Is there a better and faster way (that possible avoids the for cycle and the need of having NN>>N) to solve the problem?
First, generate N unique k-long permutations of the positions of ones:
cols = randperm(K, N);
cols = cols(:, 1:k);
Then generate the matching row indices:
rows = meshgrid(1:N, 1:k)';
and finally create the sparse matrix with:
A = sparse(rows, cols, 1, N, K);
To obtain the full form of the matrix, use full(A).
Example
K = 10;
k = 4;
N = 5;
cols = randperm(K, N);
cols = cols(:, 1:k);
rows = meshgrid(1:N, 1:k)';
A = sparse(rows, cols , 1, N, K);
full(A)
The result I got is:
ans =
1 1 0 0 0 0 0 1 0 1
0 0 1 1 0 1 0 0 0 1
0 0 0 1 1 0 1 0 1 0
0 1 0 0 0 0 1 0 1 1
1 1 1 0 0 1 0 0 0 0
This computation should be pretty fast even for large values of K and N. For K = 30, k = 4, N = 10000 the result was obtained in less than 0.01 seconds.
You could use randperm(n) to generate random sequences of integers from 1 to n, and store the nonrepeated sequences as rows in a matrix M until size(unique(M,'rows'),1)==size(M,1). Then you could use M to index a logical matrix with the appropriate number of true values in each row.
If you have enough memory for nchoosek(K,k) integers, build an array of those, use a partial Fisher-Yates shuffle to get a proper uniformly random subset of N of those.
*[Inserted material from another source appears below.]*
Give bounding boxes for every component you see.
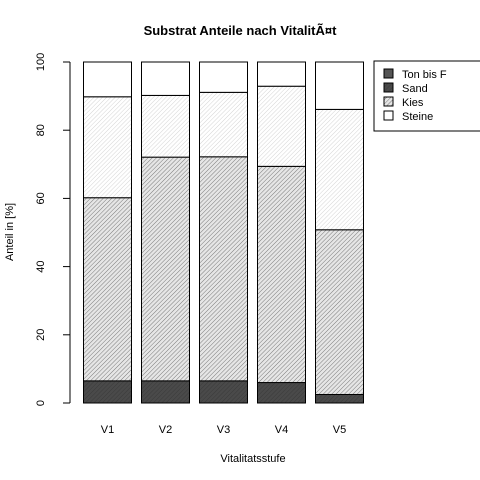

Now, given the array of N integers, interpret each as the rank of the combination representing each row of your final array. If you use colexicographical ordering of combinations, computing the combination from a rank is pretty simple (though it uses lots of binomial combination functions, so it pays to have a fast one).
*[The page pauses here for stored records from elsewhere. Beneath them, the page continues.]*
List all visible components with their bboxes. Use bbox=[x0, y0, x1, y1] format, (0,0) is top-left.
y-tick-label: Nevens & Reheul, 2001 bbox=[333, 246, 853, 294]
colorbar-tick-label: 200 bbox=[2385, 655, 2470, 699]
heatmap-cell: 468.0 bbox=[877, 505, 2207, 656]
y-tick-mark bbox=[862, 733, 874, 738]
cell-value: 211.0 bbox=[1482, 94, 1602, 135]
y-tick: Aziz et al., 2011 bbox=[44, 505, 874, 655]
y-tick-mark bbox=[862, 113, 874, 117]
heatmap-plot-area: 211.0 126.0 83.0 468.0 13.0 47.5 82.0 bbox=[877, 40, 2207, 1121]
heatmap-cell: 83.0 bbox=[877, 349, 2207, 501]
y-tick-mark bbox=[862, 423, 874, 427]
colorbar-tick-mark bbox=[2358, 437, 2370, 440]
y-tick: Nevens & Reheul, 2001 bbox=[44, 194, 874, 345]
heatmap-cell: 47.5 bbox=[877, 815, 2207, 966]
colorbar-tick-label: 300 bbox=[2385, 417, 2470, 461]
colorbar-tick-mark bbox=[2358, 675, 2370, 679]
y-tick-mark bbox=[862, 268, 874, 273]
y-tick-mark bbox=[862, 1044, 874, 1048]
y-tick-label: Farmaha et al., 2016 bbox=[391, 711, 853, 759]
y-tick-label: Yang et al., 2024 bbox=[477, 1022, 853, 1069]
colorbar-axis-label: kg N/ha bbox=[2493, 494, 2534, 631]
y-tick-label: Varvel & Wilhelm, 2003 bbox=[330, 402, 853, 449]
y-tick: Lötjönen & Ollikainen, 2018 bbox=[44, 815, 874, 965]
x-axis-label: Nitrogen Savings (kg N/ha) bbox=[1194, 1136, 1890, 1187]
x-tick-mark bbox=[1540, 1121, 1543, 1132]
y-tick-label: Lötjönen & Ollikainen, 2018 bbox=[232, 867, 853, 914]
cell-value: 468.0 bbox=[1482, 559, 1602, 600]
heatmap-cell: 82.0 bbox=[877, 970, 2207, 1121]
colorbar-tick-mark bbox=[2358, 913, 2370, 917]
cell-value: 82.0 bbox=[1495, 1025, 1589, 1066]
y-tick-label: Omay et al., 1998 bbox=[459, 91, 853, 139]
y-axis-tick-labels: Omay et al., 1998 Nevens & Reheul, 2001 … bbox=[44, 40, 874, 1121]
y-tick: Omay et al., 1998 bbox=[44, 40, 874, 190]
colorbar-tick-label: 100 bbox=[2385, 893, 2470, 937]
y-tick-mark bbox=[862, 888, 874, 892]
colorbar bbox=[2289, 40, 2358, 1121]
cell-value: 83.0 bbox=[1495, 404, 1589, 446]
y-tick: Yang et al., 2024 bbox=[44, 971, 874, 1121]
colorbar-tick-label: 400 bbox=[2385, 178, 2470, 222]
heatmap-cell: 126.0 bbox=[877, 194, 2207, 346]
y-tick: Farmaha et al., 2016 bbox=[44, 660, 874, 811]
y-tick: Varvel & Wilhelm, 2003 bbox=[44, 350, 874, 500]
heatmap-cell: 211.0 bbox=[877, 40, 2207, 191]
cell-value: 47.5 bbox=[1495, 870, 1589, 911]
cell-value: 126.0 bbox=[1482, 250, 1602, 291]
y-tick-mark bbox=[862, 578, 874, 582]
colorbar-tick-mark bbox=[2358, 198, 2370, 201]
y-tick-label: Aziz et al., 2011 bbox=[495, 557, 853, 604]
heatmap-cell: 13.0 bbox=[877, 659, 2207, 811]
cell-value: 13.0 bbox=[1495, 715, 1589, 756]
I'm not a Matlab guy, but I've done things similar to this in C. This code, for example:
for (i = k; i >= 1; --i) {
while ((b = binomial(n, i)) > r) --n;
buf[i-1] = n;
r -= b;
}
will fill the array buf[] with indices from 0 to n-1 for the rth combination of k out of n elements in colex order. You would interpret these as the positions of the 1s in your row.